Financial News

Payday Loan Firm Took Pension Liberation Cash

Payday loan company directors diverted cash from a pension liberation scheme destined for borrowers to pay off their business debts instead.

The firm, Speed-e-Loans received £1.2 million from brokers as an investment from the pension liberation scheme.

The money was supposed to go to the firm’s customer as loans, but instead directors Philip Miller, his son Daniel Miller, and Robert Davies spent the money on repaying the loan company’s own debts.

The firm’s financial secrets were revealed in a BBC documentary in May 2013.

Speed-e-Loans went into administration the following month.

Directors banned

After an investigation by the government’s Insolvency Service, the Phillip Miller and Davies agreed to serve a ban on holding a directorship for six years. David Miller agreed a five-year ban.

The Insolvency service found that they had breached their fiduciary duties and the duties of care, skill and diligence.
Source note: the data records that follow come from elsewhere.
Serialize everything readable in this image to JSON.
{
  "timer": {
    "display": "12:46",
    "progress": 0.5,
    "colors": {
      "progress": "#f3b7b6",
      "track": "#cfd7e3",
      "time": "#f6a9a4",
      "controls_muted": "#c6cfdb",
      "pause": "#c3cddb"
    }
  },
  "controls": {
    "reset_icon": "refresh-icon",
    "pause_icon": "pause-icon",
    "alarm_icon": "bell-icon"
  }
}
The disqualification means none can hold a management role in a limited company until the ban has expired.

Cheryl Lambert, Chief Investigator at the Insolvency Service, said: The directors were collectively, and at the kindest interpretation, recklessly negligent in their desperation to save the company. None of them asked simple, obvious questions when it should have been clear to them the brokers were taking nearly 50% in fees, nor the type of scheme they had become involved with and the individuals who were pushing the scheme.

“Philip Miller, the proposer and principal character, stood to gain financially from individual the transactions through a commission and so his actions demand the harshest criticism.”

Guaranteed returns

The investigation found that the directors had allowed their company to receive funds from private investors via pension liberation schemes when the business was not solvent and had ceased lending to new clients.

Speed-e-Loans traded as a pay-day loan provider from February 2010 until July 2012, when the then managing director was suspended. A new managing director was appointed, but the company ceased lending to new clients by August 2012,

Phillip Miller proposed the company should receive money from a pension liberation scheme set up by third party brokers.

Speed-e-Loans was to be the investment through which investors derived guaranteed annual dividend payments of 5% and a guaranteed return of the whole of their investment in 10 years.

However, instead of lending the money to borrowers, the directors paid their own business bills.